Overview
The Mershon Center for International Security Studies is happy to announce its inaugural Post-Conflict Justice Workshop Series. During this hands-on, six-week program, undergraduate students will learn about the field of transitional justice—different forms of accountability, legal and other reform, and reconciliation during the transition away from war, authoritarianism, or legacies of discrimination.
This multi-event workshop, convening once weekly starting the week of March 21, aims to introduce students to the field of transitional justice from multiple perspectives - bottom-up and top-down - including survivors, NGOs, donors, armed actors, and governments. To layer perspectives and insight into needed skills in this field, each week will cover a different topic.

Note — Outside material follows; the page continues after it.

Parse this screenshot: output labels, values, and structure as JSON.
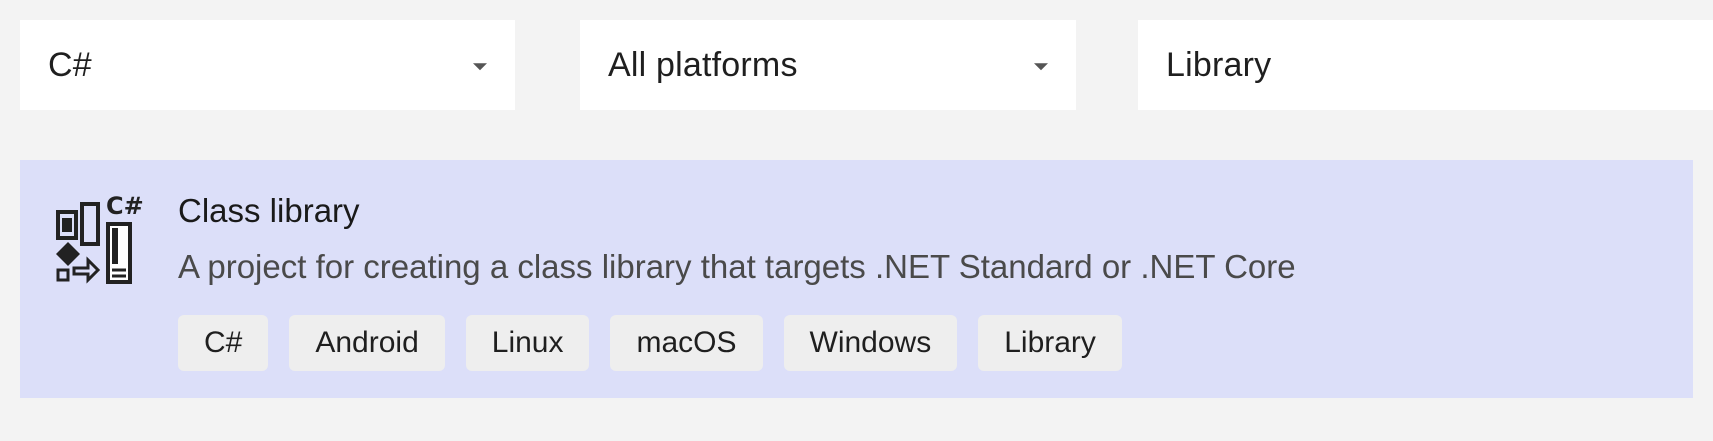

The workshop series will discuss the following questions, among others:
- What approaches to short- and long-term accountability and reconciliation do countries implement after conflict?
- How does a country reconcile the demands of survivors for aid and justice with the needs of former armed actors to reintegrate into society?
- Which institutions advocate, fund, lobby, and create policy around truth-seeking, prosecutions, reparations, and justice?
- Does the form of justice turn on whether the society is transitioning from authoritarianism, civil conflict, or legacies of legal or structural discrimination?
- Which goals are in competition with each other? What are the main challenges of the field of justice after transition?
- How could I prepare for a career in policy or programming focused on building peace and institutions?
Over the workshop series, students will have the opportunity to participate in simulations, ask practitioners in the field questions, visualize how different issues and stakeholder groups connect, and walk away with insight into careers and next-steps.
Participate
Space for this program will be limited to 20 students. Successful applicants will be expected to participate in weekly sessions (held virtually or in person depending on participant preference) and will receive a certificate of completion at the end of the program. Any undergraduate with an interest in the field of transitional justice is able to apply.
Applications will be accepted until March 6 at 5 p.m. EST.
ABOUT TRANSITIONAL JUSTICE
The modern story of "transitional justice" starts with the post-WWII Nuremburg Trials, modern history's first international war crimes tribunal, which disclosed the magnitude, motives, and types of German atrocities, sentencing many NAZI leaders and finding others not guilty. Since the 1940's, countries have experimented with different approaches to justice, such as hybrid (international-domestic law) trials, truth commissions, reparations, searches for the disappeared, the removal of implicated public officials from office, and museums and other centers of learning at the site of torture chambers and other sites of conscious. Countries have also innovated with the ways to gather, record, preserve, and disseminate information about human rights abuses—whether through reports, judicial opinions, archives, and so forth. The field is complex and riddled with shortcomings, but hopefully this first dive spurs interest, bonds, and a further understanding of how Ohio State's Mershon Center can contribute to undergraduate understanding of the field.